With the Carlsbad project almost complete, Poseidon is already planning to build another desalination plant in Huntington Beach, California. In fact, a total of 13 to 15 desalination plants have been proposed from Los Angeles to San Francisco, according to Lisa Lien-Mager, communications director for the Association of California Water Agencies.
These communities are watching the Carlsbad project closely. “It's the most talked about desalination project in the U.S.,” says Ronan McGovern, a postdoctoral researcher focused on desalination at Massachusetts Institute of Technology. There are at least 300 desalination plants in the country today, according to a 2012 study published in the journal of the International Desalination Association. About half are in Florida.
Inside the plants, pumps push seawater through a series of filters to remove sediment and debris, and then pass it across a semipermeable membrane for a process called reverse osmosis that can separate salt from water in about 20 minutes.
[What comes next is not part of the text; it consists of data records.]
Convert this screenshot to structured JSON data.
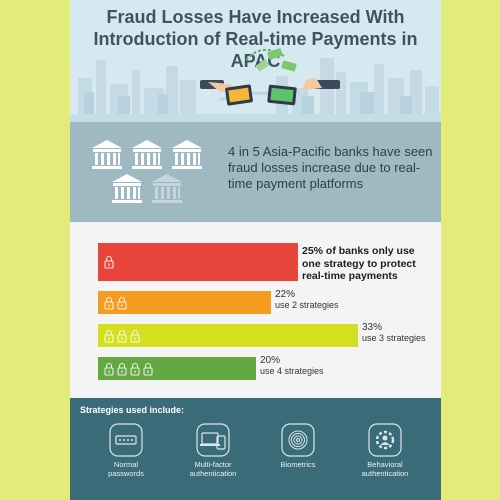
{
  "header": {
    "title_line1": "Fraud Losses Have Increased With",
    "title_line2": "Introduction of Real-time Payments in APAC"
  },
  "banner": {
    "text": "4 in 5 Asia-Pacific banks have seen fraud losses increase due to real-time payment platforms"
  },
  "bars": [
    {
      "share": 0.25,
      "color": "#e8453c",
      "locks": 1,
      "pct": "",
      "text": "25% of banks only use one strategy to protect real-time payments"
    },
    {
      "share": 0.22,
      "color": "#f39c1f",
      "locks": 2,
      "pct": "22%",
      "text": "use 2 strategies"
    },
    {
      "share": 0.33,
      "color": "#d4e01f",
      "locks": 3,
      "pct": "33%",
      "text": "use 3 strategies"
    },
    {
      "share": 0.2,
      "color": "#64a843",
      "locks": 4,
      "pct": "20%",
      "text": "use 4 strategies"
    }
  ],
  "strategies": {
    "title": "Strategies used include:",
    "items": [
      {
        "icon": "password-field-icon",
        "label_line1": "Normal",
        "label_line2": "passwords"
      },
      {
        "icon": "multi-factor-devices-icon",
        "label_line1": "Multi-factor",
        "label_line2": "authentication"
      },
      {
        "icon": "fingerprint-icon",
        "label_line1": "Biometrics",
        "label_line2": ""
      },
      {
        "icon": "gear-person-icon",
        "label_line1": "Behavioral",
        "label_line2": "authentication"
      }
    ]
  },
  "colors": {
    "title": "#3d5563",
    "banner": "#9fb9c3",
    "strategies": "#3a6b78"
  }
}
For every 2 gallons of seawater the Carlsbad plant will take in, it will generate about a gallon of drinking water.
Overall, the new plant will supply about 10 percent of the area’s water needs in a year — enough for about 300,000 residents who will pay an additional cost of between four and five dollars a month for the water, says Bob Yamada, water resources manager with San Diego County Water Authority.
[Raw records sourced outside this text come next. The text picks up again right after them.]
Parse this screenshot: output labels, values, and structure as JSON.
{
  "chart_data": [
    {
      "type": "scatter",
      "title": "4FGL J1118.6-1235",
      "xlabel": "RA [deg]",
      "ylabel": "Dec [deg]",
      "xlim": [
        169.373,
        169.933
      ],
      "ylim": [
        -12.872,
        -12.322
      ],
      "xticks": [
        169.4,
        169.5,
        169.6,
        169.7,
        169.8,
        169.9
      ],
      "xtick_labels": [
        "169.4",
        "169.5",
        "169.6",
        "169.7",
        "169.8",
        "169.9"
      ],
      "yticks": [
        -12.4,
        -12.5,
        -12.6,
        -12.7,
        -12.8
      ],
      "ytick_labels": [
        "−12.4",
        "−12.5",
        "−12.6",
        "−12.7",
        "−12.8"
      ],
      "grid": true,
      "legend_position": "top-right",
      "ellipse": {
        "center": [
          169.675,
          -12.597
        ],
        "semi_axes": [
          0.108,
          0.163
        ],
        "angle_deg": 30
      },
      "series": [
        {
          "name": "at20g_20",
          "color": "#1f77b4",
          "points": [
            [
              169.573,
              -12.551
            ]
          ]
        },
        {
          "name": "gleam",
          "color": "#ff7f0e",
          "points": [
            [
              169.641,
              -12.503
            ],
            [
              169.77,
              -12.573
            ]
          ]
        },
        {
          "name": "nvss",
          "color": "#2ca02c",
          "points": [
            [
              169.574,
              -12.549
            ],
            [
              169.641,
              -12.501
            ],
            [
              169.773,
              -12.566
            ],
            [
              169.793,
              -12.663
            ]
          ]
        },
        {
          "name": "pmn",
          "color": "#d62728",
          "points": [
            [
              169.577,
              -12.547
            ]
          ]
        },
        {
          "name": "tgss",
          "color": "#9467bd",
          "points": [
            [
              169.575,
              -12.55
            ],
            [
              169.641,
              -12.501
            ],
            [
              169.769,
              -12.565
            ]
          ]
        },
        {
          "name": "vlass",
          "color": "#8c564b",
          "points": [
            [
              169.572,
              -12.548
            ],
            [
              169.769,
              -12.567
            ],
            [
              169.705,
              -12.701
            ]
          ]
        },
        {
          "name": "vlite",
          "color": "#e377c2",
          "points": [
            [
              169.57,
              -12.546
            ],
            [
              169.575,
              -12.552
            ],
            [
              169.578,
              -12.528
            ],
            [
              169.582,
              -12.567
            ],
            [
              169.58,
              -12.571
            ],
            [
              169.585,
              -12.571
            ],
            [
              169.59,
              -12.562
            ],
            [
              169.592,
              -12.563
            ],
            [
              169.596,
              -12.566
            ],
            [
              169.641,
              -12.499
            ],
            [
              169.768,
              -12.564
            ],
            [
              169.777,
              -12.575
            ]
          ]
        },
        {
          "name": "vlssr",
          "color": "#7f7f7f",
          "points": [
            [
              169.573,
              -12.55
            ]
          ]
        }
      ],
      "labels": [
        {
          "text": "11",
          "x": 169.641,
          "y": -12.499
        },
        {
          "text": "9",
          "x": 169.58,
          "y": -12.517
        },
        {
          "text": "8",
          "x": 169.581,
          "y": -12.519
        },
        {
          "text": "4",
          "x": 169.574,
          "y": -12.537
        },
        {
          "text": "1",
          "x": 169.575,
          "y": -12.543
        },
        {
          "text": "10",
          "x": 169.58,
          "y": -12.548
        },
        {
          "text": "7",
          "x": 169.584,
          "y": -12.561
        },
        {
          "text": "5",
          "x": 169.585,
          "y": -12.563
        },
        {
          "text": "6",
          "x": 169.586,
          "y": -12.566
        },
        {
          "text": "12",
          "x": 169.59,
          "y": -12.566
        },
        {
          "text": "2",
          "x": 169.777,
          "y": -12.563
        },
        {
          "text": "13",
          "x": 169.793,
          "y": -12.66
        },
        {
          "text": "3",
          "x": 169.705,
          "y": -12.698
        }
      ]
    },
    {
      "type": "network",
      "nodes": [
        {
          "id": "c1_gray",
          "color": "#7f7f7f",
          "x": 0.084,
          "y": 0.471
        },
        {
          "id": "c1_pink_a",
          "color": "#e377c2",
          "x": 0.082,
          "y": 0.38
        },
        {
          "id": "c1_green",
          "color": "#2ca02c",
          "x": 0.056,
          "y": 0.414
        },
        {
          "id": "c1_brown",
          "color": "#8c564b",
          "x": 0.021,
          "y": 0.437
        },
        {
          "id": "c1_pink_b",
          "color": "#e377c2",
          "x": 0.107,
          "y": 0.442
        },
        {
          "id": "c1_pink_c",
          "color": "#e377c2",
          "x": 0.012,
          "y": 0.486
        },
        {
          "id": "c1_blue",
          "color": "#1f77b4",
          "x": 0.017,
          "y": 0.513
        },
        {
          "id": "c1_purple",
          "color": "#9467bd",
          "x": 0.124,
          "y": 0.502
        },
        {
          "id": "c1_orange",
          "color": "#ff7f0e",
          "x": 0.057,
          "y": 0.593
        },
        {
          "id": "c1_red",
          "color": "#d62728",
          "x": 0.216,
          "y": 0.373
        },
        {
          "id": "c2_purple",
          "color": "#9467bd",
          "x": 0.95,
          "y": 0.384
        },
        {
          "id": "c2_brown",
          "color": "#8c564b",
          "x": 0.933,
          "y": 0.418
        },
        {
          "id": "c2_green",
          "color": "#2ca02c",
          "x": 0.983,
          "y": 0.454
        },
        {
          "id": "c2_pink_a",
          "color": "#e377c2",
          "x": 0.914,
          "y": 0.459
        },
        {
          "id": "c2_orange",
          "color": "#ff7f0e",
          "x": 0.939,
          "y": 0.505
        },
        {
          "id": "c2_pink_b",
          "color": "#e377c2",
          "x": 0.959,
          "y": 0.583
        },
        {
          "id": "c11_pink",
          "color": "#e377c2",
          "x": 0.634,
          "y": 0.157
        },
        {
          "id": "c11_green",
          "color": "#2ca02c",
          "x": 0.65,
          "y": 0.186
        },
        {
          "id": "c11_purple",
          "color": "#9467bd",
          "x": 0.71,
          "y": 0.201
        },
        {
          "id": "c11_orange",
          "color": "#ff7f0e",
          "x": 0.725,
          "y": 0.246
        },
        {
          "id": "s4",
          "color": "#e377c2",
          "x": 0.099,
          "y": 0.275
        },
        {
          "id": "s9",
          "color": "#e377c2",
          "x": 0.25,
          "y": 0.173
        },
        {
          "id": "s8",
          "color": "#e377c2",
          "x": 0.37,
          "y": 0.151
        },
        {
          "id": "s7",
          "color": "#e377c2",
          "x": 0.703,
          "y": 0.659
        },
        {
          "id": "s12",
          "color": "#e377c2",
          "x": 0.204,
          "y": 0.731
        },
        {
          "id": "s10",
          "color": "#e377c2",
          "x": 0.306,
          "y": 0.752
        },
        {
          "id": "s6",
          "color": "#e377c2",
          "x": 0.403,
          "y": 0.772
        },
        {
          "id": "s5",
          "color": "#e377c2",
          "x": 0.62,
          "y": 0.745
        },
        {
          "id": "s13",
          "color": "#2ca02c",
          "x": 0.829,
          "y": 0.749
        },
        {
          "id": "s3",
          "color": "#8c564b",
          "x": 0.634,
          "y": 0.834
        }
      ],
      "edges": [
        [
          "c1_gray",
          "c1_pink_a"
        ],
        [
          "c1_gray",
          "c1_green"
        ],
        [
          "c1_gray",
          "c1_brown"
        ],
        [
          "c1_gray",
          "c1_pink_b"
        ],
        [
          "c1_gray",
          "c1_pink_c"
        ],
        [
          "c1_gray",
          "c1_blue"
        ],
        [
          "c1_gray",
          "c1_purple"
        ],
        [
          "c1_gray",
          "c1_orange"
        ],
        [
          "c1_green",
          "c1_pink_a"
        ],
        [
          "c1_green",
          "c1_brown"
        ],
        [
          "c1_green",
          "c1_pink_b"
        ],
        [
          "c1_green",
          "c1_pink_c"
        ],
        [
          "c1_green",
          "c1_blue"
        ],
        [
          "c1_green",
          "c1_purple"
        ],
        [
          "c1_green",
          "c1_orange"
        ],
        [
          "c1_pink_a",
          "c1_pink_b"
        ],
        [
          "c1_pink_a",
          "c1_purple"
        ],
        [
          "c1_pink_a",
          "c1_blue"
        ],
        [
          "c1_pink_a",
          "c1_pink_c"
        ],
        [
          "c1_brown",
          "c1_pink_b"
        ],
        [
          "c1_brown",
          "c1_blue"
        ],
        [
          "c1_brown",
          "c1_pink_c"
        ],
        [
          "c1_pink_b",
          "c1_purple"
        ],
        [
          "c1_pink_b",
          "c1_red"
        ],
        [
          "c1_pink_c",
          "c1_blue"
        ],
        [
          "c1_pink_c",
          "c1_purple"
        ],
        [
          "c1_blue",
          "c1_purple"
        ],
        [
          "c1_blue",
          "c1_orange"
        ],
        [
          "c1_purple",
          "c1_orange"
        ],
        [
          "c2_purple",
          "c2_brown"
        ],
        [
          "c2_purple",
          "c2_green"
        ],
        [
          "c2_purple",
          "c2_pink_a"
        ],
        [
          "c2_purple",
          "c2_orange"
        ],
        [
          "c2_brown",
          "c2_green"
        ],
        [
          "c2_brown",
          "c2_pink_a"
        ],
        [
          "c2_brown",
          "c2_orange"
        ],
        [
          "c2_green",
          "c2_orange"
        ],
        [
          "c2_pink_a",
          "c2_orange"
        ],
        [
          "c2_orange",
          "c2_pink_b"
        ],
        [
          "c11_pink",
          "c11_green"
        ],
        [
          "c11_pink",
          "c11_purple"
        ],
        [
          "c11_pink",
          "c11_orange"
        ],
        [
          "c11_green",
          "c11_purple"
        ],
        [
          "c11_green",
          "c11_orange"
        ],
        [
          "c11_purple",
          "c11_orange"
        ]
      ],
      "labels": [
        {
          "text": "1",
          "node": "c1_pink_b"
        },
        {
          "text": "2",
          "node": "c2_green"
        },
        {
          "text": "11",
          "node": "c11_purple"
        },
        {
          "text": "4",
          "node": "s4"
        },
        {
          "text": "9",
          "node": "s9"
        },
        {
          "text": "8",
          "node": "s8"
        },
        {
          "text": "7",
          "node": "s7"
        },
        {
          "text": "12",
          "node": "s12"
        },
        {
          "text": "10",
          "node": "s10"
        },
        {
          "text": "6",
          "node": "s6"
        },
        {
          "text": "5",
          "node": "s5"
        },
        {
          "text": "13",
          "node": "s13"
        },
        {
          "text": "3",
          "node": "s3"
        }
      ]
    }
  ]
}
Every drop counts for a region plagued by one of the most severe droughts on record. California Gov. Jerry Brown has declared a state of emergency due to the water shortage. “This last year, we used half of our storage reserves to meet demand,” Keith Lewinger, a board member of the water authority, said during the update to city council. “So if demand is as high as it was last year and supply is as low, we will be in a shortage situation.”
Desalination plants are historically expensive to build and operate because they require vast amounts of energy to pump water through the system. Energy used to account for a third to half of the operating costs of a plant like Carlsbad. McGovern says those rates have fallen by about two-thirds in the past 20 years, making desalination slightly more price competitive.
Yamada says in the parched landscape of Carlsbad, there is no fount that could supply more water at the current price. The new plant is meant to extend existing sources, rather than serve as a complete replacement. “The price of desalination is always going to be higher than taking [water] from rainwater sources and that's why desalination is only considered when there really are no renewable sources,” McGovern says.
Right now, crews at Carlsbad are installing piping that will carry water to residents. Last week, they turned on the pumps in a test to run seawater through the system for the first time. Meanwhile, other communities in California may be wishing they had started the permitting process a little earlier so they, too, might have the promise of a desalination plant by year's end.
“There’s a lot of eyes on Carlsbad,” Yamada says.